Hendrickson points to that beginning as an important demonstration of what the company’s about — a collaboration between an artist and engineer. “We’ve maintained that virtuous relationship between the two,” he says.

The brothers tried to sell the early Photoshop around Silicon Valley — and didn’t have much success. Computers were still having trouble handling just one digital image, let alone manipulating many at once, and so it was hard to see the point of software built in large part to do just that. But they went to Adobe, and the company decided in 15 minutes that they would license the software, in 1988. The company shipped its first version two years later.

'Jennifer in Paradise': the first ever image to be edited in Photoshop. It shows Thomas Knoll's then-girlfriend and now wife, in Bora Bora, and was taken in August 1988
'Jennifer in Paradise': the first ever image to be edited in Photoshop. It shows Thomas Knoll's then-girlfriend and now wife, in Bora Bora, and was taken in August 1988 (Adobe)

“Adobe thought we’d sell about 500 copies of Photoshop a month,” says Thomas Knoll, Adobe Fellow and Photoshop co-creator. “Not in my wildest dreams did we think creatives would embrace the product in the numbers and ways they have.

"It’s inspiring to see the beautiful images our customers create, the careers Photoshop has launched and the new uses people, all over the world, find for Photoshop every day.”

The capabilities of Photoshop quickly expanded. It began as the most simple controls that are now built in to basic imaging software — brightness, contrast, exposure, and so on.

The splash screen on the first version of Photoshop
The splash screen on the first version of Photoshop (Adobe)
And the splash screen on Photoshop CS6
And the splash screen on Photoshop CS6 (Adobe)

In version 3, released in 1994, it allowed for compositing and users could build up one image out of a number of layers. Since then, that has become perhaps the defining feature of the software, allowing for different images to be stuck together.

Web features came in the late 1990s. They were followed by 3D features around 2007 — and Photoshop started moving into the real world.

In the years since, the company has moved all of its products into the cloud. The cloud is just one of the many developments that Adobe sees driving Photoshop and its other products over the coming years — 3D printing will probably have its own part to play, too.

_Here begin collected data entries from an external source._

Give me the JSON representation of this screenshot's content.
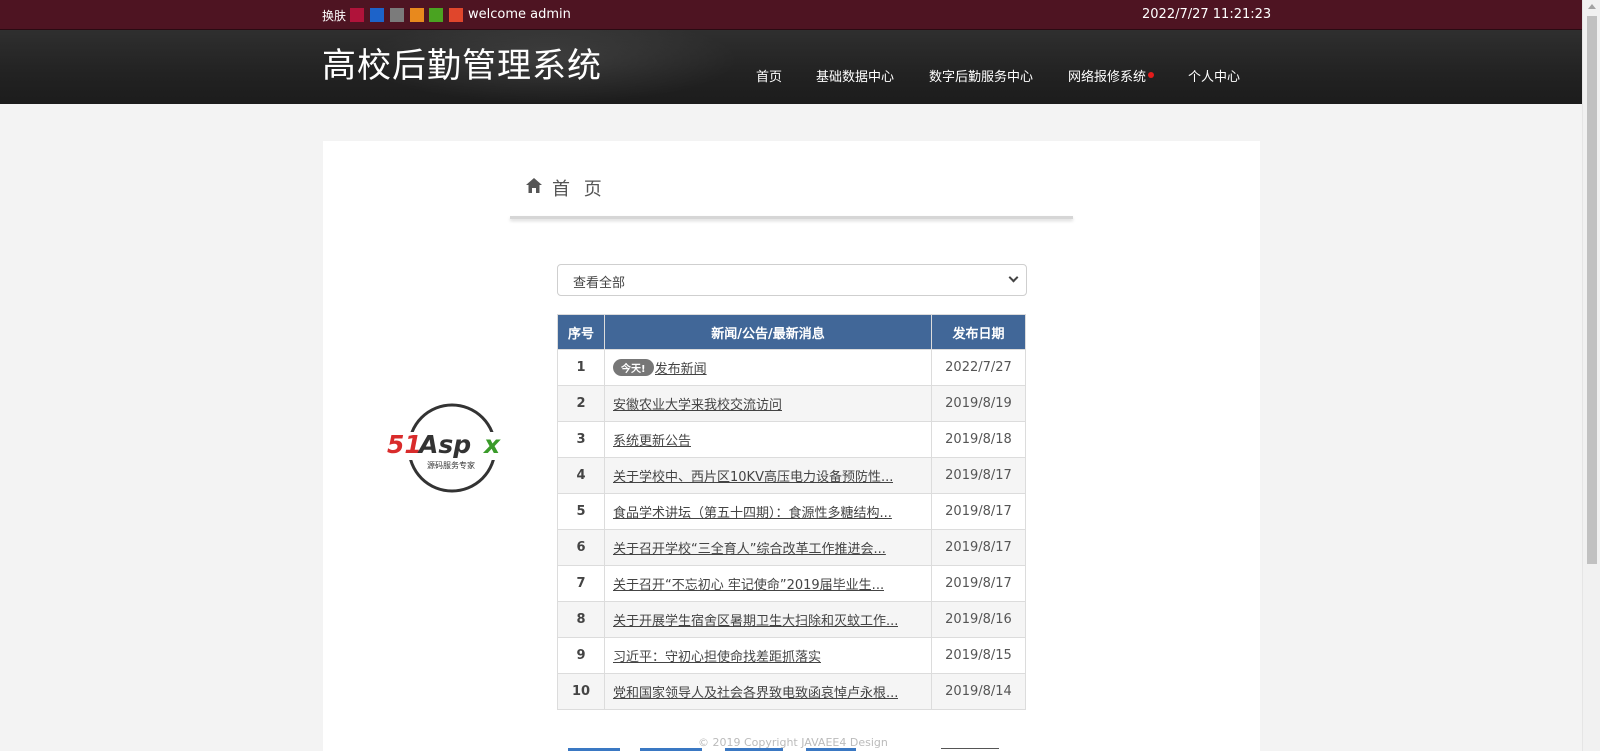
{
  "topbar": {
    "skin_label": "换肤",
    "skin_colors": [
      "#b0133a",
      "#1d63c9",
      "#7b7b7b",
      "#e8891d",
      "#4aa321",
      "#e0462c"
    ],
    "welcome": "welcome admin",
    "datetime": "2022/7/27 11:21:23"
  },
  "header": {
    "site_title": "高校后勤管理系统",
    "nav": [
      "首页",
      "基础数据中心",
      "数字后勤服务中心",
      "网络报修系统",
      "个人中心"
    ]
  },
  "breadcrumb": {
    "label": "首 页",
    "icon": "home-icon"
  },
  "filter": {
    "selected": "查看全部"
  },
  "table": {
    "headers": [
      "序号",
      "新闻/公告/最新消息",
      "发布日期"
    ],
    "today_badge": "今天!",
    "rows": [
      {
        "no": "1",
        "title": "发布新闻",
        "date": "2022/7/27"
      },
      {
        "no": "2",
        "title": "安徽农业大学来我校交流访问",
        "date": "2019/8/19"
      },
      {
        "no": "3",
        "title": "系统更新公告",
        "date": "2019/8/18"
      },
      {
        "no": "4",
        "title": "关于学校中、西片区10KV高压电力设备预防性...",
        "date": "2019/8/17"
      },
      {
        "no": "5",
        "title": "食品学术讲坛（第五十四期）：食源性多糖结构...",
        "date": "2019/8/17"
      },
      {
        "no": "6",
        "title": "关于召开学校“三全育人”综合改革工作推进会...",
        "date": "2019/8/17"
      },
      {
        "no": "7",
        "title": "关于召开“不忘初心 牢记使命”2019届毕业生...",
        "date": "2019/8/17"
      },
      {
        "no": "8",
        "title": "关于开展学生宿舍区暑期卫生大扫除和灭蚊工作...",
        "date": "2019/8/16"
      },
      {
        "no": "9",
        "title": "习近平：守初心担使命找差距抓落实",
        "date": "2019/8/15"
      },
      {
        "no": "10",
        "title": "党和国家领导人及社会各界致电致函哀悼卢永根...",
        "date": "2019/8/14"
      }
    ]
  },
  "logo": {
    "brand": "51Aspx",
    "tagline": "源码服务专家"
  },
  "footer": {
    "copyright": "© 2019 Copyright JAVAEE4 Design"
  }
}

The Creative Cloud products allow users to work across a range of computers — and Hendrickson sees the company moving that way more and more, allowing users to stop working on one device and start working on another.

No more professionals

“Once a pro gets into a situation where you realise that you can work any place you are, it’s hard to look back at the old world and think, ‘I had to go back and find a laptop or a desktop’,” says Hendrickson. Now, users can take photos and they’re immediately sent elsewhere — to a photographer directing a photoshoot from afar, for instance, or to an editorial team that can decide which pictures it’s going to buy instantly.

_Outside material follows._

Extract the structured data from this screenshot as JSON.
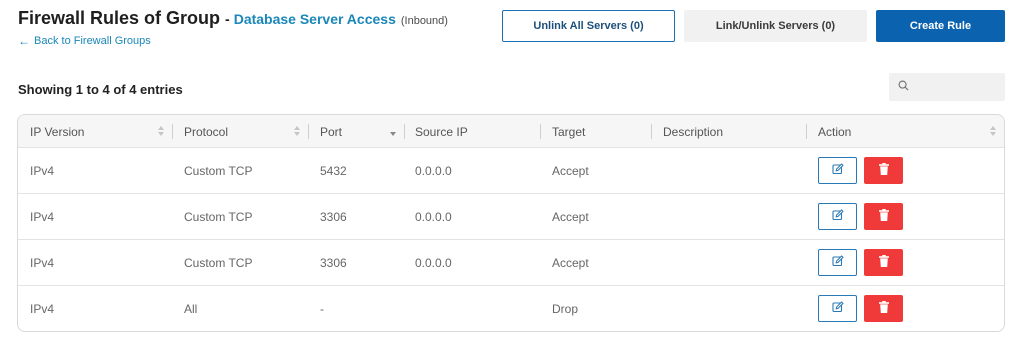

And it’s not just professionals, any more. Adobe estimates that about 100 million have used a version of Photoshop — and about half of them aren’t professionals.

“Technology is democratising in such a huge way that you used to have to be a dedicated pro, you used to have to spend countless hours,” says Hendrickson. “But now these sophisticated technologies are available in the palm of your hand.”

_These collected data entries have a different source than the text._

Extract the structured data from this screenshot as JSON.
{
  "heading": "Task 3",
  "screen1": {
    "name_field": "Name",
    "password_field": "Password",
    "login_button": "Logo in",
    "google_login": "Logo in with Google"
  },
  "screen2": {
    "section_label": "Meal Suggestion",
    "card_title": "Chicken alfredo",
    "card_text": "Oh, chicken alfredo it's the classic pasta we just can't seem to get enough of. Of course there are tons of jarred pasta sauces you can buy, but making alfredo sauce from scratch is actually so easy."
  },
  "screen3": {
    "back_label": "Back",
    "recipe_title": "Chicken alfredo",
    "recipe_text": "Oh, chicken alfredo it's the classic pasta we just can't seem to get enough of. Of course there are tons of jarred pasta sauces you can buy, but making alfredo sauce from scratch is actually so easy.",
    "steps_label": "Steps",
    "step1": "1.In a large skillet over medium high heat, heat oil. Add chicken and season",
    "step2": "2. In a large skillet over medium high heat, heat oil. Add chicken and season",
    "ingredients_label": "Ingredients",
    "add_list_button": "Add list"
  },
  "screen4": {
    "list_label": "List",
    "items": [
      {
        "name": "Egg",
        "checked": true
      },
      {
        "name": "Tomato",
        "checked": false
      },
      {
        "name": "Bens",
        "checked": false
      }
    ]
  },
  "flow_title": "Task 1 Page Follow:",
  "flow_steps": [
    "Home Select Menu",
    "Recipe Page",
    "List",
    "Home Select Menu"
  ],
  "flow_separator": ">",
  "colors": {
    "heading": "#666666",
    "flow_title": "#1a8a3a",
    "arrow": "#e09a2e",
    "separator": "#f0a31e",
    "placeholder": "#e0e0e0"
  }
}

Hendrickson compares the advances to Uber. For users, they press a button and a cab arrives to take them to their destination. But beneath that app lies layers and layers of technology — mapping tools, a fleet of cars, innovative ways of directing drivers.

That’s helping Photoshop and other software make more and more people into artists.

“I think all of us were born with an artistic streak, and it gets beaten out of us,” says Hendrickson. “But now technology has now allowed more people than ever before to be artistic.

“And content begets content. The more content that’s getting produced, the more comes out.”